It was our parents’ tradition, and we’ve continued it with our three kids: cutting our own Christmas tree. So, la-di-da, last year we arrived in mid-December at the Peltzer family lot in Silverado Canyon, congratulating ourselves for getting out so early. More than a week before Christmas! We felt like real winners.
But as the amount of undeveloped land in the county shrinks, it’s getting more difficult to find a tree to cut. Turns out, residents now are hustling out in November to find their trees, and a whole ritual has grown up around it. In the week before Thanksgiving, hundreds line up in the pre-dawn darkness to reserve one they will cut later—thereby marking their trees.
We hadn’t heard about this—excuse me—caninelike ritual. Over the decades we’ve had to drive to several locations to find a tree to cut, and we’ve pretty much taken for granted that one will always be there. But last year, as we sailed into that forest of perfectly shaped, 8-foot Montereys, we quickly saw that every one already was sporting a red “sold” tag.
The hunt was on.
The pines were fragrant in the hot sun; the little grove smelled like a forest. The Silverado lot is Peltzer’s newest location, one he aquired about 10 years ago. The Peltzer family constantly has had to scout for new land in Orange County as development has pushed out their farms. We’ve chased after them through many of their dozen moves.
Their most notable relocation was in the 1950s, when Walt Disney picked their orange grove for Disneyland. They held out for more than he was offering, and finally traded their parcel for another chunk of Anaheim farmland. (Their old grove is now somewhere between the Pirates of the Caribbean and Tom Sawyer Island.)
This year, the Peltzers celebrate a century of farming in Orange County. They got into the Christmas tree business in 1963, and it was lucrative enough that competition swooped in. Within a few years, there were 35 Christmas tree farms in Orange County. Today there are three, and two of them are owned by the Peltzers.

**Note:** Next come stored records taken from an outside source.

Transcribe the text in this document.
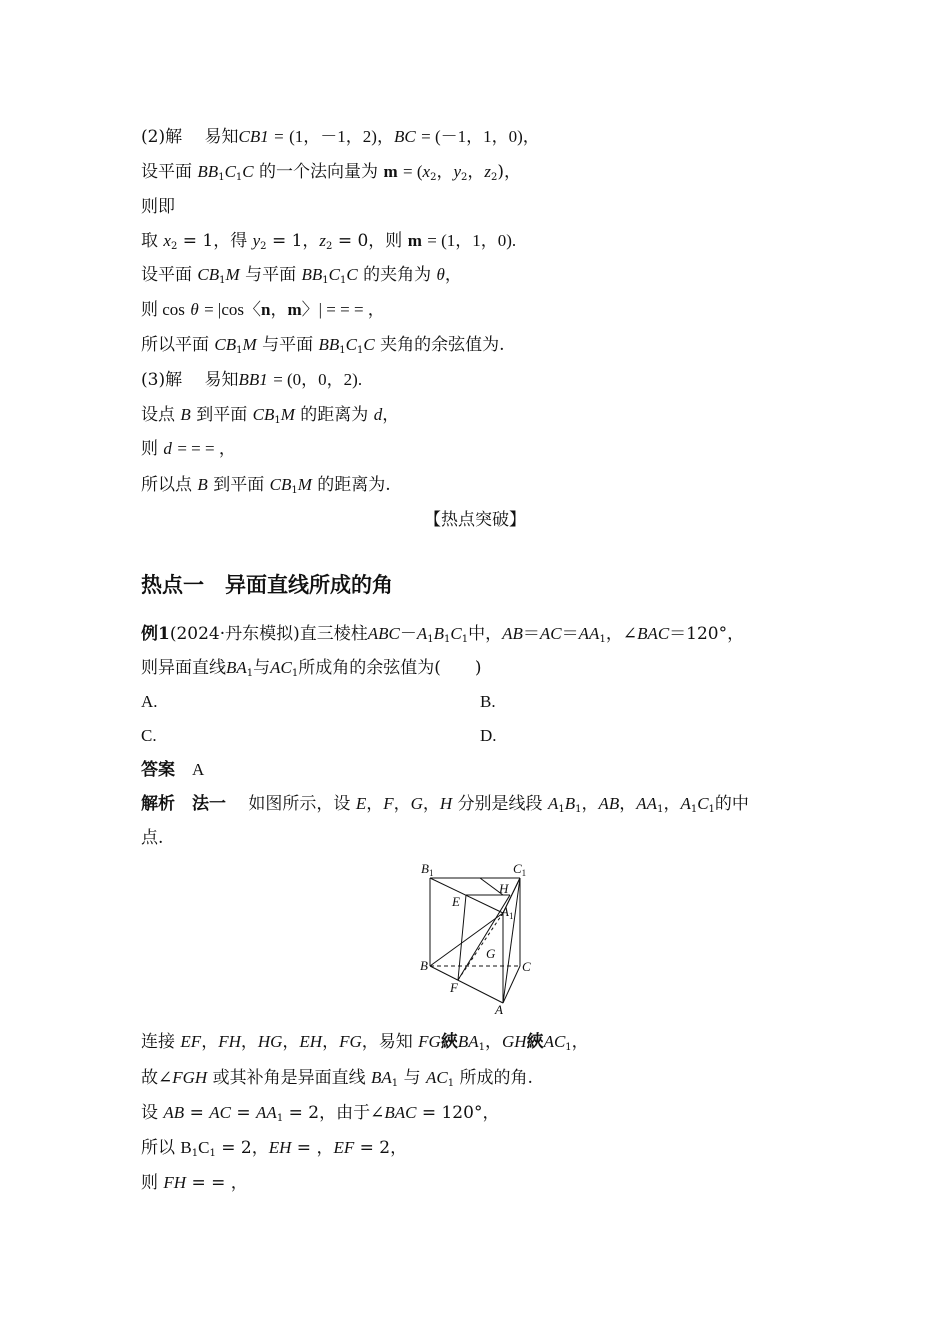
(2)解　 易知CB1 = (1，－1，2)，BC = (－1，1，0)，
设平面 $BB_1C_1C$ 的一个法向量为 $m = (x_2$，$y_2$，$z_2$)，
则即
取 $x_2 = 1$，得 $y_2 = 1$，$z_2 = 0$，则 m = (1，1，0).
设平面 $CB_1M$ 与平面 $BB_1C_1C$ 的夹角为 θ，
则 cos θ = |cos〈n，m〉| = = = ，
所以平面 $CB_1M$ 与平面 $BB_1C_1C$ 夹角的余弦值为.
(3)解　 易知BB1 = (0，0，2).
设点 B 到平面 $CB_1M$ 的距离为 d，
则 d = = = ，
所以点 B 到平面 $CB_1M$ 的距离为.
【热点突破】
热点一　异面直线所成的角
例1(2024·丹东模拟)直三棱柱$ABC-A_1B_1C_1$中，$AB=AC=AA_1$，∠BAC＝120°，
则异面直线$BA_1$与$AC_1$所成角的余弦值为(　　)
A.	B.
C.	D.
答案　 A
解析　 法一　 如图所示，设 E，F，G，H 分别是线段 $A_1B_1$，AB，$AA_1$，$A_1C_1$的中
点.
$B_1$	$C_1$
H
E
$A_1$
G
B	C
F
A
连接 EF，FH，HG，EH，FG，易知 FG綊$BA_1$，GH綊$AC_1$，
故∠FGH 或其补角是异面直线 $BA_1$ 与 $AC_1$ 所成的角.
设 AB = AC = $AA_1 = 2$，由于∠BAC = 120°，
所以 $B_1C_1 = 2$，EH = ，EF = 2，
则 FH = = ，
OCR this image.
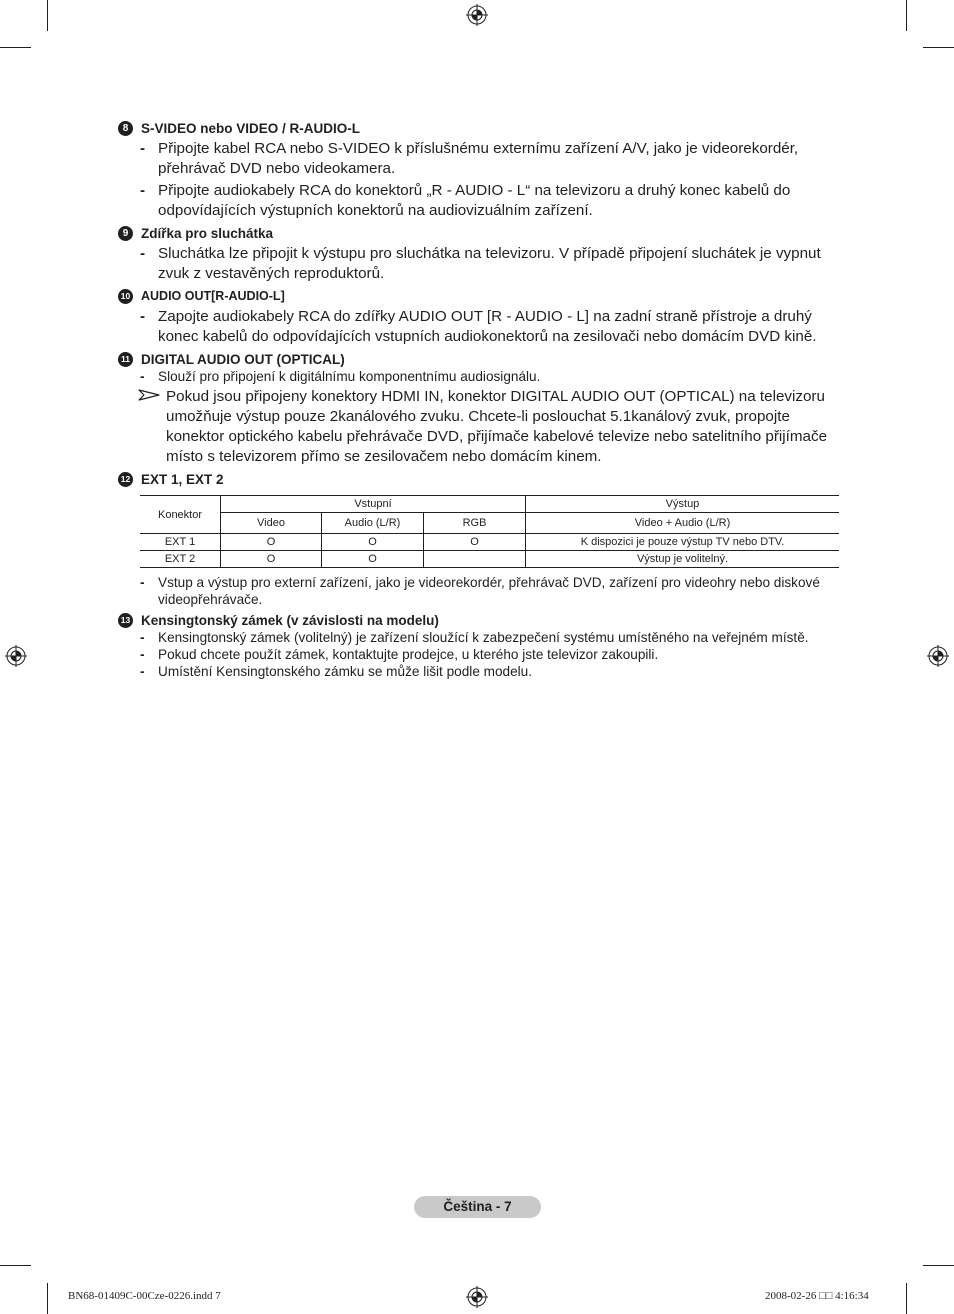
8 S-VIDEO nebo VIDEO / R-AUDIO-L
- Připojte kabel RCA nebo S-VIDEO k příslušnému externímu zařízení A/V, jako je videorekordér, přehrávač DVD nebo videokamera.
- Připojte audiokabely RCA do konektorů „R - AUDIO - L“ na televizoru a druhý konec kabelů do odpovídajících výstupních konektorů na audiovizuálním zařízení.
9 Zdířka pro sluchátka
- Sluchátka lze připojit k výstupu pro sluchátka na televizoru. V případě připojení sluchátek je vypnut zvuk z vestavěných reproduktorů.
10 AUDIO OUT[R-AUDIO-L]
- Zapojte audiokabely RCA do zdířky AUDIO OUT [R - AUDIO - L] na zadní straně přístroje a druhý konec kabelů do odpovídajících vstupních audiokonektorů na zesilovači nebo domácím DVD kině.
11 DIGITAL AUDIO OUT (OPTICAL)
- Slouží pro připojení k digitálnímu komponentnímu audiosignálu.
Pokud jsou připojeny konektory HDMI IN, konektor DIGITAL AUDIO OUT (OPTICAL) na televizoru umožňuje výstup pouze 2kanálového zvuku. Chcete-li poslouchat 5.1kanálový zvuk, propojte konektor optického kabelu přehrávače DVD, přijímače kabelové televize nebo satelitního přijímače místo s televizorem přímo se zesilovačem nebo domácím kinem.
12 EXT 1, EXT 2
Konektor	Vstupní			Výstup
	Video	Audio (L/R)	RGB	Video + Audio (L/R)
EXT 1	O	O	O	K dispozici je pouze výstup TV nebo DTV.
EXT 2	O	O		Výstup je volitelný.
- Vstup a výstup pro externí zařízení, jako je videorekordér, přehrávač DVD, zařízení pro videohry nebo diskové videopřehrávače.
13 Kensingtonský zámek (v závislosti na modelu)
- Kensingtonský zámek (volitelný) je zařízení sloužící k zabezpečení systému umístěného na veřejném místě.
- Pokud chcete použít zámek, kontaktujte prodejce, u kterého jste televizor zakoupili.
- Umístění Kensingtonského zámku se může lišit podle modelu.
Čeština - 7
BN68-01409C-00Cze-0226.indd 7	2008-02-26 □□ 4:16:34
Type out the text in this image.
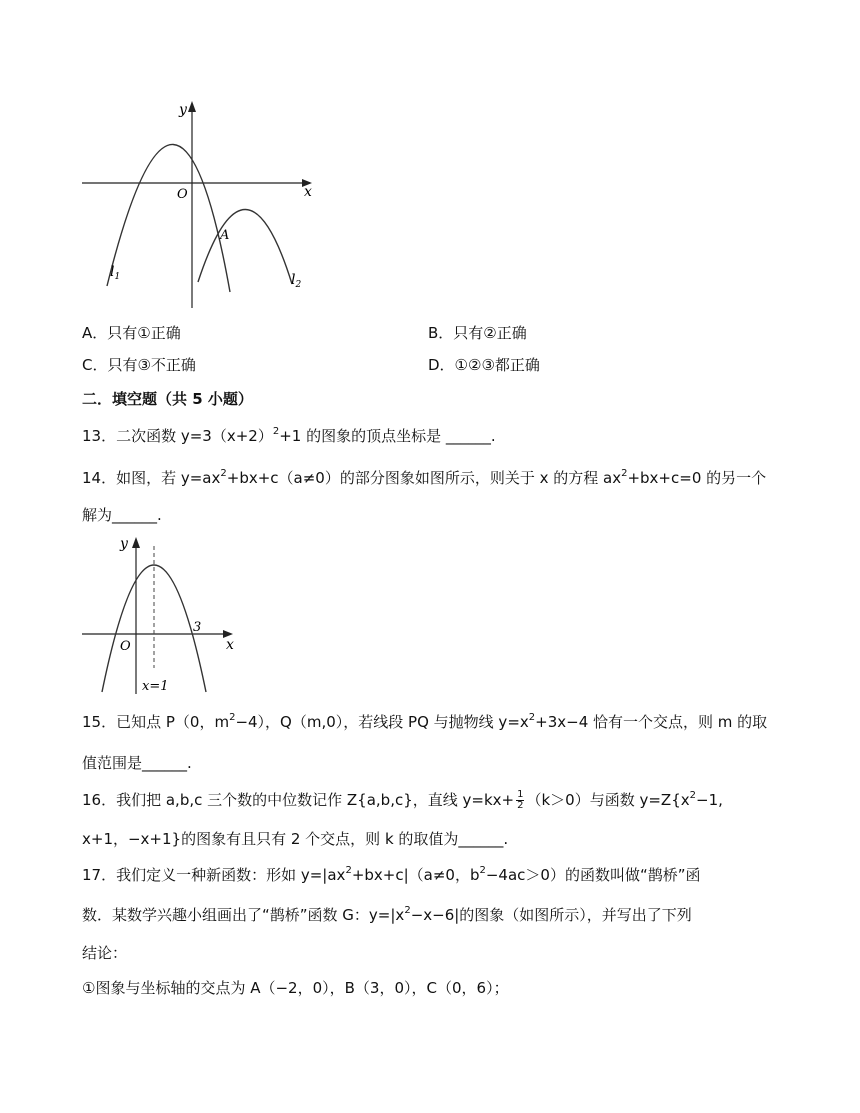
y
x
O
A
$l_1$	$l_2$
A．只有①正确	B．只有②正确
C．只有③不正确	D．①②③都正确
二．填空题（共 5 小题）
13．二次函数 $y=3(x+2)^2+1$ 的图象的顶点坐标是 ______.
14．如图，若 $y=ax^2+bx+c(a\ne 0)$的部分图象如图所示，则关于 x 的方程 $ax^2+bx+c=0$ 的另一个
解为______.
y
x
O
3
x=1
15．已知点 P（0，$m^2-4$），Q（m,0），若线段 PQ 与抛物线 $y=x^2+3x-4$ 恰有一个交点，则 m 的取
值范围是______.
16．我们把 a,b,c 三个数的中位数记作 Z{a,b,c}，直线 $y=kx+ \frac{1}{2} (k>0)$与函数 $y=Z\{x^2-1$,
x+1，−x+1}的图象有且只有 2 个交点，则 k 的取值为______.
17．我们定义一种新函数：形如 $y=|ax^2+bx+c|(a\ne 0$，$b^2-4ac>0$）的函数叫做“鹊桥”函
数．某数学兴趣小组画出了“鹊桥”函数 G：$y=|x^2-x-6|$的图象（如图所示），并写出了下列
结论：
①图象与坐标轴的交点为 A（−2，0），B（3，0），C（0，6）；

At the Silverado farm, my three kids fanned out, each certain to find the magic—and unsold—pine.
“Sold,” each child cried out from his respective row. “Sold, sold, sold, sold.” It became a rhythm. I saw two families haggling over a Charlie Brown special, the white “available” tag dangling from it like its only fruit, and I knew we were in trouble.
We walked down to the shack where people pay for the trees, and the cutter let us buy the lone pine that already had been cut. It was leaning against the shack and had a large gap in one side, but we were glad to have any fresh tree at all.
“Next year,” the cutter said, “come back in November.”
My kids laughed. November?
“It’s so Orange County,” groaned my oldest. “Take a number. For a tree.”
The Christmas Tree Run—my name, not theirs—used to be the Saturday after Thanksgiving, but like so much that is holiday-related, it comes way too early. Nick Peltzer, a fourth-generation Peltzer farmer, tells us the tree warriors start showing up at 5:30 a.m. the Saturday before Turkey Day. When there was a farm in Irvine, the 55-year-old says, Irvine residents set a record for showing up early: 3:30 a.m.
Chuck Pelzer, the 78-year-old patriarch of the clan, apparently invented the idea for making a reservation to cut a tree. I recently went back to the Silverado farm to meet him, and we watched as his workers trimmed this year’s branches with their machetes, shaping the new growth so that each tree became a perfect cone. He says the job requires an artistic hand; not just anyone can do it.
Orange County buyers are forever in search of the perfect shape—aren’t we all?—and the senior Peltzer tells me those who race in to get their trees the week before Thanksgiving always claim the tightly cropped ones. But, he says, the ones they leave behind are a little less perfect, and that means there will be more room between the branches for decorations. (I know. He sounds like one heck of a salesman, but he has a point. We once cut a tree that was so perfect the decorations wouldn’t hang flat, and we ended up letting it go naked except for the star on top.)
I tell him we keep coming back because it has become our tradition. And in our family the tradition thrives because it gives us something we crave every day and can’t readily get: a walk in the woods.
He laughs. “We sell an experience.”
Many of his customers come because they like the trees, but more come for the tradition, he says. Only 20 percent even cut their own. Most rely on Peltzer’s workers to fell their trees, preferring to take pictures.
But, he says, there’s not much chance the next generation of Orange County will get to do this: “We’ve run out of ground.”
It makes me sad to think we’re at the end of the line for this tradition, that my kids probably won’t be able to take their children out to cut down their Christmas trees in Orange County. It’s also true that drought could wipe out the farms sooner than any developer. We hope for new water technology and builders who recognize there’s profit in leaving behind some green space, even if it comes in the form of a family Christmas tree farm.
Until then, we’ll also have to make peace with Christmas trees in November. Because making a reservation for one is better than having no tree to reserve at all.